『死んだ女は歩かない』~~春の牧野修祭り第二弾~~:小説
一体何段まで続くのか全くもって不明だが、もう一冊読んだのでレビューしたい。
この小説は単純明快。ミラジョボっぽい強い女がゾンビを片っ端からバッサバッサとなぎ倒していく、というもの。
人類の臓器に擬態するメディカル・ワーム(医療虫)という画期的な発明によってあらゆる病気は根絶されたが、例によって医療虫が暴走、死んだ男はゾンビ(というか何か強い不死者)に、女は特殊能力(科学法則とかは無視。超能力的なの)を身に着けた、という設定。医療虫というもの自体は『楽園の知恵』の中の一編、『或る芸人の記憶』で出てきている。
今までの牧野作品にありがちな人を選ぶアクの強さもなく、マイルドで読みやすい。ストーリーも「これ本当に牧野?」と疑って表紙の作者を確認して「やっぱり間違ってないなぁ」と思うくらい王道だ。一昔前のライトノベルに近いような気がする。マルドゥック・スクランブルとか。トリニティ・ブラッドとか。
続刊も出ているようだが、続刊は買う気にはなれなかった。というのも、人物名が分かりにくく、かなり特殊な読み方をするため、すんなりと頭に入ってこない。
二つ目はもっとゾンビをなぎ倒す、ゾンビ無双のような状況を想像していた。それこそ、死の終末的世界で、超能力をもった女たちが戦う話だと思っていたのだが、千屍区というこじんまりした場所でのお話で、話自体が綺麗にまとまりすぎている。もっと牧野節炸裂のトンデモストーリーを期待していただけに、残念だ。

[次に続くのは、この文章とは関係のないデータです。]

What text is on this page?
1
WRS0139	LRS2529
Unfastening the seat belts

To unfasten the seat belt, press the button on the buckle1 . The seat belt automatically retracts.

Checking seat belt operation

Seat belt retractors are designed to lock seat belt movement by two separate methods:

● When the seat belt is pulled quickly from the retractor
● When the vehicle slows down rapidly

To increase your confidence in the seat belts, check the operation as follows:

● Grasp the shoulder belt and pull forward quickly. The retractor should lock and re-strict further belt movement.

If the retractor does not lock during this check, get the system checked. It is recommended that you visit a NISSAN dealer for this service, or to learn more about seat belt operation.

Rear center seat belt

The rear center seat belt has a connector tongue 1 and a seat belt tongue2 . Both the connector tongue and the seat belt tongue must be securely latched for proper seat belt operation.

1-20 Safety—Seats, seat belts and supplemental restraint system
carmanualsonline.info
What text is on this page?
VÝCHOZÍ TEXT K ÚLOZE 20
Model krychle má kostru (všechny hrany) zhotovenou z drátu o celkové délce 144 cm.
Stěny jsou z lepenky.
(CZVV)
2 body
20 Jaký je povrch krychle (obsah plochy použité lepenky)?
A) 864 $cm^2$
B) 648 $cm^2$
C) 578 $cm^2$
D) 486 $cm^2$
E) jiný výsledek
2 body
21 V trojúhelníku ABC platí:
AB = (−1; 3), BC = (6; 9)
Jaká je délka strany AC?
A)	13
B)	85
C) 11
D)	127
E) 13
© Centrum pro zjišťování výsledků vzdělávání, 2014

あとは能力バトル。主人公と仲間二人がいるのだが、その能力が微妙……主人公の能力は腹部にブラックホールみたいな闇が現れ、そこから武器やアイテムを召喚できるというもの。これから発展のしようはあると思うが、なにぶん武器を取り出したらあとは普通に物理で殴るだけなので、能力モノにする醍醐味がイマイチ感じられなかった。あとの二人も微妙……敵の方がよほどいい能力を持っているぞ。ここら辺の純粋な能力バトルなら『戦う司書』シリーズの方が上だった。
読んでいて面白くないことはないが、牧野節を期待して買うと肩透かしな感じ。内容自体はそこそこにはよく書けているので、逆に初・牧野という人には入門書としてお勧めかも。